Today will be cold across most of the nation, with temperatures even tumbling in Texas and Florida. I live about 250 miles straight west of Chicago. We expect morning temperatures to be near single digits, with a wind chill near zero all day (Fahrenheit not Celsius). Although I sometimes walk to work, tomorrow will not be one of those days. I will, however, still brave the cold to go to a gym to work out.

I still have a positive attitude about winter. We have had our first snow fall, it was only about two inches and the streets are already cleared. The sky as been clear, so the sun is bright, making the scenery especially nice. This feeling will change by the time February rolls around. Eighty days of cold with increasing cloudiness makes thing dreary. I do not often suffer from cabin fever, but I know a lot of people who do.

The best solution to cold weather is to actually get out in it. Breathe deeply the clean air. Feel the cold penetrate where you have not covered sufficiently.
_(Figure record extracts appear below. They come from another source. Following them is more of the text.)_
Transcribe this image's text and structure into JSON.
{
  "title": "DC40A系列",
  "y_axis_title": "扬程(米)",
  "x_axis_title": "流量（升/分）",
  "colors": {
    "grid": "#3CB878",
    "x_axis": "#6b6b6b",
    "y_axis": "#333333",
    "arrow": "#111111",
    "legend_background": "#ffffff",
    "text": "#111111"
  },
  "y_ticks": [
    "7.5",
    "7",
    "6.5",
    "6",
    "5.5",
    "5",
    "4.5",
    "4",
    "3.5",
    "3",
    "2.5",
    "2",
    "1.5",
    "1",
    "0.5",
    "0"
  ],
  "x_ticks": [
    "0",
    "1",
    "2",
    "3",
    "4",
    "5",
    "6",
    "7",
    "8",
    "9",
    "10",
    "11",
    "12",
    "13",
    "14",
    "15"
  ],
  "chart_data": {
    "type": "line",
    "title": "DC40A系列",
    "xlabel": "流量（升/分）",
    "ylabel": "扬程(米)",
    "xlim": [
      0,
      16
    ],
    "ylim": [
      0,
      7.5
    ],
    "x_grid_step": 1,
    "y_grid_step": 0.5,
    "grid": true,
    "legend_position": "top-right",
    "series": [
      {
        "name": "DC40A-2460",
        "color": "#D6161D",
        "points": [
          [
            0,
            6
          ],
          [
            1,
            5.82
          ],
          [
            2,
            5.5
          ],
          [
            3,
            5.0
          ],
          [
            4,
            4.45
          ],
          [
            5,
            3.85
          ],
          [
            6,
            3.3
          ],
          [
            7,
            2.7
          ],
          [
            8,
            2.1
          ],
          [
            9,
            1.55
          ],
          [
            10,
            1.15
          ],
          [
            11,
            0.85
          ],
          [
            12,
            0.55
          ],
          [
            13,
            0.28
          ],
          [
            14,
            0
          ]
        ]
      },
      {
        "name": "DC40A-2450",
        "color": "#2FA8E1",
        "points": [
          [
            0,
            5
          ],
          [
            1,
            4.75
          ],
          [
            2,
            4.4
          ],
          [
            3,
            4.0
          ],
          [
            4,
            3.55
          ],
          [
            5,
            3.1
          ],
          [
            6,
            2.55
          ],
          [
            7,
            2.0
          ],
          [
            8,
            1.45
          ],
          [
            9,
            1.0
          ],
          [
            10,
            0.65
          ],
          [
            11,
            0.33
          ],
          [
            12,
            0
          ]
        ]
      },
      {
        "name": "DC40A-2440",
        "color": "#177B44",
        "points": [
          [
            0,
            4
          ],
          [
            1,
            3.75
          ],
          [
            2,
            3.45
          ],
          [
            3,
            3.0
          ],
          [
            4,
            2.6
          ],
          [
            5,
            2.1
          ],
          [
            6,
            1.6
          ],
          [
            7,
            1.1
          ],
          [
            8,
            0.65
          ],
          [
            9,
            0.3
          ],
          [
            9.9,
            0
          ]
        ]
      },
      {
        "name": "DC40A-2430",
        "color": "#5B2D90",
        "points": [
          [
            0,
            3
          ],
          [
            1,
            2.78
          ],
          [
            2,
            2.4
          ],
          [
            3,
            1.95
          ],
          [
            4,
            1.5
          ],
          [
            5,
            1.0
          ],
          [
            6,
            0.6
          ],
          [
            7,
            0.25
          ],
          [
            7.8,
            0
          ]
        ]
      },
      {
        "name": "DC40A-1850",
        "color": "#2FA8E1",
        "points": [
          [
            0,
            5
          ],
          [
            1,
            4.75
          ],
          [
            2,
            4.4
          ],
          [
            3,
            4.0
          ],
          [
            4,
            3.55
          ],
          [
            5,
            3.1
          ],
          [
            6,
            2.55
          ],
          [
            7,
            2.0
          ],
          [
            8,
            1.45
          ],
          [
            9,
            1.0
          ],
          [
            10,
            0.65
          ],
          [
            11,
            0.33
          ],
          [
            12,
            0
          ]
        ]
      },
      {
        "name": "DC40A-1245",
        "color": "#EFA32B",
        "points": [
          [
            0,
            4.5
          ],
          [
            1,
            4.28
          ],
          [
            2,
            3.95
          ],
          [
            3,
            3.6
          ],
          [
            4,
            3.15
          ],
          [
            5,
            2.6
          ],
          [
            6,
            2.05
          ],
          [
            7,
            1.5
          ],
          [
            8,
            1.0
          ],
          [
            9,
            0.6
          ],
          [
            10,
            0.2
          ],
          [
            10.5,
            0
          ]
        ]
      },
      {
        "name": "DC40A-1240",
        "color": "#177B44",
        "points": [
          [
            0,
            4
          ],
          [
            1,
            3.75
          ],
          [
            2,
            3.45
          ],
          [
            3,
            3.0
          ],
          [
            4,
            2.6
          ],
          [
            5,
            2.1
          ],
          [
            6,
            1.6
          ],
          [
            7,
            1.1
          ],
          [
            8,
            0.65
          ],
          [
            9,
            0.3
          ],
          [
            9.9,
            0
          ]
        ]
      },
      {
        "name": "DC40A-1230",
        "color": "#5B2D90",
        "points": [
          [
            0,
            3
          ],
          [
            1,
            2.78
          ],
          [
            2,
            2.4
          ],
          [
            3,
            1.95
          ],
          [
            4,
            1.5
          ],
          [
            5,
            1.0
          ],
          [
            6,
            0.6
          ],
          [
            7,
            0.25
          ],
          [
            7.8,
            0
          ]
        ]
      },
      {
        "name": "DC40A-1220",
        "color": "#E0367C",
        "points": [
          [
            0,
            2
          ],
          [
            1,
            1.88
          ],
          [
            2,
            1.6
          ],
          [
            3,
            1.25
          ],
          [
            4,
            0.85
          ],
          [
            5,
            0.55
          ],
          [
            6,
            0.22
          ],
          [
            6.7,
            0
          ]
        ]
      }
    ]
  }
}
Move around and, after experiencing nature to its fullest, retreat to the comfort of your home or office. A short experience of the harshness of the season will make the comforts that much more delectable.

A couple of years ago, I drove by a construction site about this time of year. It was cold with sleet coming down. I commented that I was glad not to have that job. My teenage son disagreed. What could be better than getting to work outside? Especially when working on something you could point at to say you had built it? I appreciate his enthusiasm. Those men and women do have something to hold on to. I still have my comfortable office, which I still will not trade. Perhaps that kind of enthusiasm wanes with age (and stiffness).

I know that several negative twenty degree days are ahead. We can only hope that they are not consecutive. The local weather forecaster has asked “Is it cold enough for you?” My answer is yes. I am so glad that I live in an age and country with modern conveniences such as central heating. Keep writing and stay warm.